Danışman: Doç., Ceren Selmanpakoğlu
Yazar: Karcan Akmansoluk
Seramik Anasanat Dalı Yüksek Lisans Tezi
Tez özeti: Rüya mı gerçeği, gerçek mi rüyayı yansıtır? Burada kastedilen gerçek, bilinç düzeyini, gündelik gerçekliği – uyanık yaşamı- ve somut biçimde var olan şeyleri kapsar. Gerçekte – bilinç düzeyinde- oluşan algılar, düşünceler, imgeler, istekler, arzular duyumlarla inşa edilirken aynı zamanda kişi de bir kendilik – benlik- kazanır.

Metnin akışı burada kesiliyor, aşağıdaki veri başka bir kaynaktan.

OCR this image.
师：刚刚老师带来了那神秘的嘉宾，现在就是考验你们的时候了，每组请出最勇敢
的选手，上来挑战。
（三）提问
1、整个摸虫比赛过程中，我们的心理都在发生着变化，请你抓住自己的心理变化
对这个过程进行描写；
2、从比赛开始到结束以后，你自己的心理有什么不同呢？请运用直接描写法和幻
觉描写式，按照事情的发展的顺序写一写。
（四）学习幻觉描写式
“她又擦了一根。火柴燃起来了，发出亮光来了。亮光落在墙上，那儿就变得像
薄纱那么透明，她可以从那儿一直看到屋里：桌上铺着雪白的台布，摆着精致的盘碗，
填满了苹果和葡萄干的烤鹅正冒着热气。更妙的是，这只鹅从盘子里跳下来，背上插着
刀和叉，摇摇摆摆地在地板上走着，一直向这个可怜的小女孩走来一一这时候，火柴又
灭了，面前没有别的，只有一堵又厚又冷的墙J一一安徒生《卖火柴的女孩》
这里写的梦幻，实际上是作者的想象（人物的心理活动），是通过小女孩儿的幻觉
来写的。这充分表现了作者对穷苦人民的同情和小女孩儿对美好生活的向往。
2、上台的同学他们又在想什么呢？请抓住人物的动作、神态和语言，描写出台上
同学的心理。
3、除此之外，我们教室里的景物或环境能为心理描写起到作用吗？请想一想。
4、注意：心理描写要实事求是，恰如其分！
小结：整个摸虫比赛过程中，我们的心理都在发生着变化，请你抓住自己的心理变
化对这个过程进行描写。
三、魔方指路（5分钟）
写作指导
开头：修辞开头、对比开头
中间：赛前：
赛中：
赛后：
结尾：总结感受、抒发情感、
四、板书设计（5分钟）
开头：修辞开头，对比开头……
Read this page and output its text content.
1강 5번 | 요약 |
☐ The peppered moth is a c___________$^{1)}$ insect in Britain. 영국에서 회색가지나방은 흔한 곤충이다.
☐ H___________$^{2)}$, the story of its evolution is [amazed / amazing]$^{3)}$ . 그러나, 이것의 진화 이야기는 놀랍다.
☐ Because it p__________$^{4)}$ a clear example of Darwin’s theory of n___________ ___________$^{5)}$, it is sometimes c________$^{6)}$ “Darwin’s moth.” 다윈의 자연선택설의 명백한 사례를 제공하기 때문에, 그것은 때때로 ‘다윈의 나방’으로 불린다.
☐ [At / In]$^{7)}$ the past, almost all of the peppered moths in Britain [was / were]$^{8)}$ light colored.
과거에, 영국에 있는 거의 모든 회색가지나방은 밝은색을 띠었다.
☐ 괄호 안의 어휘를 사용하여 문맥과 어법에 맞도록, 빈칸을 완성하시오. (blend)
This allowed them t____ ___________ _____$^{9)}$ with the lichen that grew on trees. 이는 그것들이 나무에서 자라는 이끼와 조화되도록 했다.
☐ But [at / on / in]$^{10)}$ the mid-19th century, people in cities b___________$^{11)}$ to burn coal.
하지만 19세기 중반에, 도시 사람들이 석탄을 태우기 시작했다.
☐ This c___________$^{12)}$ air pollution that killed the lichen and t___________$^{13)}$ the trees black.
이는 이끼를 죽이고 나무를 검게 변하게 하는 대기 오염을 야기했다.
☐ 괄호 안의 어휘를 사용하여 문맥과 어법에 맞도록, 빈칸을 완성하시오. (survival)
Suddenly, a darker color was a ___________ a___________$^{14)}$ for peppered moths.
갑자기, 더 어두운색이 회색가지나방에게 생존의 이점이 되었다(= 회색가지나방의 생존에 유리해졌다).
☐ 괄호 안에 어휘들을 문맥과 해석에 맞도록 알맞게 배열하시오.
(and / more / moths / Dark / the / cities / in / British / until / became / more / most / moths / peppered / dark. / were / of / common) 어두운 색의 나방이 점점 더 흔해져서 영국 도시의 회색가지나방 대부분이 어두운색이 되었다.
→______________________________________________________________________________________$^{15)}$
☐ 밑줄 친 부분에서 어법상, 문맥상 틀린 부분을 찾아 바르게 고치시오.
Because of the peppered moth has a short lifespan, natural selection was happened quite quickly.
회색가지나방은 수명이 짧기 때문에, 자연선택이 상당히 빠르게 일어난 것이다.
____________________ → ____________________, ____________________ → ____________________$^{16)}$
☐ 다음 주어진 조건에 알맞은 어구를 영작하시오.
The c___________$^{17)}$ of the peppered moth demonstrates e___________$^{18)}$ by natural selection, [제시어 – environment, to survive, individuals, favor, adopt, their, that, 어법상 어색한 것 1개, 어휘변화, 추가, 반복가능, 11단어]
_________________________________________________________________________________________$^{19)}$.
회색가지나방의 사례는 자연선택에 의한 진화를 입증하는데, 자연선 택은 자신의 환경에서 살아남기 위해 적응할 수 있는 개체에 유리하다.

Freud bunu ego kavramıyla açıklar. Kimlik duygusunu oluşturan kavramlardan biri olan ego, kişinin kimliğinin görülen kısmını, yani yüzeyini gösterir. Bu yüzeyin altında Freud’un bilinç dışı kavramı, yani kimliğin görülemeyen kısmı yer alır. Bastırılmış malzemeden oluşan bilinç dışı, egonun denetlemesi ve bastırmasından kaynaklı bilince ulaşamayan bölümdür. Bu nedenle doyurulması gereken dürtüler, istekler ve arzularla doludur. Ancak bilinç düzeyinde arzuların gizlenmesi ve doyurulamamasından dolayı kişide eksiklik duygusu oluşur. Eksikliği hissedilen arzu nesnesi de bilinç düzeyinde boşluk duygusu yaratır. Dolayısıyla egonun uyguladığı bastırmayla arzu nesnesinin, gerçekte – bilinç düzeyinde- hiçbir zaman doyurulamayacak olmasından dolayı oluşan boşluk, boşluk olarak kalmaya devam eder. Ancak bilincin ve kontrol mekanizmasının zayıfladığı gerçek dışı alanda, uyku durumunda – rüyada- kendini gösterir. Bu durumda rüyanın boşluk olarak tanımlaması yapılabilir. Çünkü boşluk da rüya gibi gerçekleşmesi imkânsız durumdur. Bu çalışmanın amacı; rüyanın bir boşluk olduğu hipotezinden yola çıkarak, gerçekte – uyanık yaşamda- kişinin kimliğinin görülmeyen kısımlarının – bilinç dışının- gösterge üzerinden nasıl açıklanabileceğinin soruşturulmasının yapılmasıdır. Rüyada da göstergede olduğu gibi bir gösteren ile bir gösterilen ilişkisi bulunur. Gösteren daha somut bir durumken, gösterilen gösterenin anlamsal, kavramsal boyutudur. Dolayısıyla gerçekte kişinin kimliğinin göstereni, rüyada da bu kimliğin gösterileni vardır. Bu durumda gerçekle rüya arasındaki mesafe kişinin kendi içinde ortaya çıkan kimliğini oluşturur. Gerçekle rüya arasındaki ilişki sorgulandığında da bütün olarak kişinin kimliği sorgulanmış olur. Rüya ve bilinç dışı ile ilişkili sanat yapıtları değerlendirildiğinde; kontrolsüz ortamda, yani rüyada bulunan imgeler yoluyla ulaşılan bilinç dışının sanatsal göstergeler aracılığıyla ortaya konmasının ve kişide oluşan boşluğun imgesel düzende giderilmesiyle bilinç dışı çıplaklığına ulaşmanın hedeflendiği anlaşılır.